I am going to link to your blog from my website. I appreciate so much your dedication to birth work and empowering women! The things you share not only provide thought-provoking information for pregnant mamas, but fellow birth workers, as well.

Nancy said...

Thank you for sharing, its as if some of the medical field (I say some because there are a few good ones out there in regards to MDs) are taking the emotion out of birth. Its a joyous, beautiful experience...something that needs to be celebrated, not industrialized like a conveyor belt...I mean serioulsy, we celebrate the BIRTH-DAY of everyone on the planet, yet we dont take the time to celebrate the mother and her experience while she is caring this human being!??!?!? Makes no sense to me. I am in the process of becoming a Doula, and I think this is one of the reasons I am so passionate about the birth experience...because these women need to be celebrated! They are overflowing with emotions and wanting to express them, and an experience like the one written above...the individual didn't get to share ANY of her feelings.

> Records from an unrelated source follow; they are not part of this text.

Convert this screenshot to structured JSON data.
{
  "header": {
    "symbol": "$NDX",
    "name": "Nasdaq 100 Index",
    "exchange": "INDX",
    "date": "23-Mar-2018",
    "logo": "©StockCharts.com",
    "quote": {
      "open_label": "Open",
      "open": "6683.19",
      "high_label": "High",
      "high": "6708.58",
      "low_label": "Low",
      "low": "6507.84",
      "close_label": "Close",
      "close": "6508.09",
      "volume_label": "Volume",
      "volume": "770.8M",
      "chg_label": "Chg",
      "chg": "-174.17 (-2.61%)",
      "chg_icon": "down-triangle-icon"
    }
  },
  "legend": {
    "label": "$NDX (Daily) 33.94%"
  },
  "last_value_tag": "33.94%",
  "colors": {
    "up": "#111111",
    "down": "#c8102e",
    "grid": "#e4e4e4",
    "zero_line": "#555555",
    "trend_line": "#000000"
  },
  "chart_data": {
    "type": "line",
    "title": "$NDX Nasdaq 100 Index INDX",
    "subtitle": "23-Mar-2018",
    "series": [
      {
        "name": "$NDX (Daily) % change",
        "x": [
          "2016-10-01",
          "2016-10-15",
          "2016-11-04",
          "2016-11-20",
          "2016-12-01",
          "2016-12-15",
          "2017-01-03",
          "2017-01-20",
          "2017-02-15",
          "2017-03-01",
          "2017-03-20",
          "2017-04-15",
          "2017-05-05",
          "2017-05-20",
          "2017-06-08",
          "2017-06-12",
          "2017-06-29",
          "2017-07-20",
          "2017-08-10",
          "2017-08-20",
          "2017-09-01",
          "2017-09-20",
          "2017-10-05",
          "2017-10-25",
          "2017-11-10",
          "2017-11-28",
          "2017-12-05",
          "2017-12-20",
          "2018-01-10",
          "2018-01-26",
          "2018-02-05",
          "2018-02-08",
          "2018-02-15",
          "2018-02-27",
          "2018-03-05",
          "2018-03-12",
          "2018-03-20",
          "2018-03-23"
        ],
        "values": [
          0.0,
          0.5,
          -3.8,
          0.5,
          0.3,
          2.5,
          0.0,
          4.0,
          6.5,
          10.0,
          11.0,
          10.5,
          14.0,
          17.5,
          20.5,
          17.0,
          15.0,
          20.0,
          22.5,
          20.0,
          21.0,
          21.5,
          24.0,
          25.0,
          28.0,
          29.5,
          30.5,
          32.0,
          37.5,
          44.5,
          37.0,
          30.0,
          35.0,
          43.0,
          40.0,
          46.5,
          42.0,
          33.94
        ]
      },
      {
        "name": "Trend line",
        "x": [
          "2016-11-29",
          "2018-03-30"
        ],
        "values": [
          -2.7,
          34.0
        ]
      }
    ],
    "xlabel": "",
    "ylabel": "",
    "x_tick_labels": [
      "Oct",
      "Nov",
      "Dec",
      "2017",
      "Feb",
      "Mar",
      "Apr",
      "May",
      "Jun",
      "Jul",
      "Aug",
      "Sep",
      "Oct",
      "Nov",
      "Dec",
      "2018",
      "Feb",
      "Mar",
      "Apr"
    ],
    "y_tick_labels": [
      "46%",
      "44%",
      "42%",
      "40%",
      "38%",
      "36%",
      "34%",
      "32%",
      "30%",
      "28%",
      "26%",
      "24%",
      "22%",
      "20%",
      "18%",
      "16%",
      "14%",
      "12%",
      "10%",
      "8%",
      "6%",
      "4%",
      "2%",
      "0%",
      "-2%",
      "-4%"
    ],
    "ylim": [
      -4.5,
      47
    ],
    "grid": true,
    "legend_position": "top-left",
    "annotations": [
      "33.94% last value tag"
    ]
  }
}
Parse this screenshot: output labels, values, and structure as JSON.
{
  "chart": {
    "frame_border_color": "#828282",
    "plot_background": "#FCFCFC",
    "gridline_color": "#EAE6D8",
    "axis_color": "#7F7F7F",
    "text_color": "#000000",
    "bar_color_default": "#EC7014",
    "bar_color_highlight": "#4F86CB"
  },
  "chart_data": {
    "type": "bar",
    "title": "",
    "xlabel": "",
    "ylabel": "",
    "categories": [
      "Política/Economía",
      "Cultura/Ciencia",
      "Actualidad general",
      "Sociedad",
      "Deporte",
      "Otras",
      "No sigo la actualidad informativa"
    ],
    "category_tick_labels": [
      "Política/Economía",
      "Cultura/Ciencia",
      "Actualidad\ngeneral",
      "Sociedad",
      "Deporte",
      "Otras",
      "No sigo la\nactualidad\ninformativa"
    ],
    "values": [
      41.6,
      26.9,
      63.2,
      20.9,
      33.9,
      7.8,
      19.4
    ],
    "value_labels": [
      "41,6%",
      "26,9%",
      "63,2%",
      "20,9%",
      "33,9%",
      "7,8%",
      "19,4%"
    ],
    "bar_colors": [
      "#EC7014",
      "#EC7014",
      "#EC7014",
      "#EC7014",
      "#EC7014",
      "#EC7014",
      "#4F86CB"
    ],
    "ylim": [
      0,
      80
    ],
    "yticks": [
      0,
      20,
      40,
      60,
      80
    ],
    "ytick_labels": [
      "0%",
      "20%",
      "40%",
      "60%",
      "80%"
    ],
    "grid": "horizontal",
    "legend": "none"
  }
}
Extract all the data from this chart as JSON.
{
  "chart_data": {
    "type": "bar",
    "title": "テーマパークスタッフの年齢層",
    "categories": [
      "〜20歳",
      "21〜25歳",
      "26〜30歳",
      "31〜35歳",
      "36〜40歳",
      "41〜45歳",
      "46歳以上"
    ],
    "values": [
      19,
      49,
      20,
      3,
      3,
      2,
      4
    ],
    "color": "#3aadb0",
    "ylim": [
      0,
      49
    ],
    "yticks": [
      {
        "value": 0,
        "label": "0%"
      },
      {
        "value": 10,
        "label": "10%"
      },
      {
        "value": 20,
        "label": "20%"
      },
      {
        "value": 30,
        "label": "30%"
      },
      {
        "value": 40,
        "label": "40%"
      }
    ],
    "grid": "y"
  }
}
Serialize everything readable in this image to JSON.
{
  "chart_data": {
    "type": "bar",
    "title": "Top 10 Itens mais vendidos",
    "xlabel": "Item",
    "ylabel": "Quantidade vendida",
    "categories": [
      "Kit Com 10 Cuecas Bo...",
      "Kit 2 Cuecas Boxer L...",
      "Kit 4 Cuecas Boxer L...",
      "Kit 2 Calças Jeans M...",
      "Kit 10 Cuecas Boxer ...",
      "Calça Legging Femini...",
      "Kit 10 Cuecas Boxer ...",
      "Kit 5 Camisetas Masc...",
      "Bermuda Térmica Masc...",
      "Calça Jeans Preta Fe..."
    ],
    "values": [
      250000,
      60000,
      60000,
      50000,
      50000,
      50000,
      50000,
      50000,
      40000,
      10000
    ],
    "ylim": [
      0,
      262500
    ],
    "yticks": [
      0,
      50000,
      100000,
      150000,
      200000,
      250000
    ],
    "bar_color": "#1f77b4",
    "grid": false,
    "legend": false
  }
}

Its no wonder we as a culture have communication issues, we don't commun-icate with passion and emotion anymore.

Rachael Heiner said...

I have heard SO many stories about women being treated terribly by OB/GYNs. Waiting for hours past their appointment time, etc. I am lucky that I had a great doc with my 1st and a great midwife with my 2nd. Thanks for sharing this.

Myndie said...

Thank you for sharing this. I should probably do the same with my ectopic experience 5 years ago. It was traumatic to say the least and my trust in OB/GYN's is pretty much non-existent.

Thanks again.

Kim said...

Wow. That makes me feel so ... sad. I can't believe that was actually someone's experience. How shaming, awful, belittling, embarassing :(

tara said...

I'm so glad my OB was NOT like this at all. He has been delivering babies for 25 years and he never once made me feel like my questions weren't valid or that my excitement was silly. I admit that sometimes the waiting was a bit long, but since I know he took the time to answer all my questions (and I came armed with lots of them) I could respect that my waiting meant he was taking time with other women too.
I know there are bad OBs out there, but there are also GOOD ones and I hope more women seek out the good ones and recommend them often.

sarahlynnstern said...

This was such an interesting post and I think it is so important that women share these experiences with each other so that we never feel alone or at fault, or like we have to put up with being treated improperly.
I just wanted to add my wonderful experience with my ob/gyn so far, because not all doctors' offices are like that. My ob/gyn meets with you in his office to have a long, open, conversation about pregnancy and childbirth before ever examining you. The nurses in his office learn your name and treat you like a friend. The doctor is considerate of both my emotions and my physical feelings while I'm getting examined. I feel lucky to have a doctor like this when there are others who are not, but people should know that there are some good ones out there.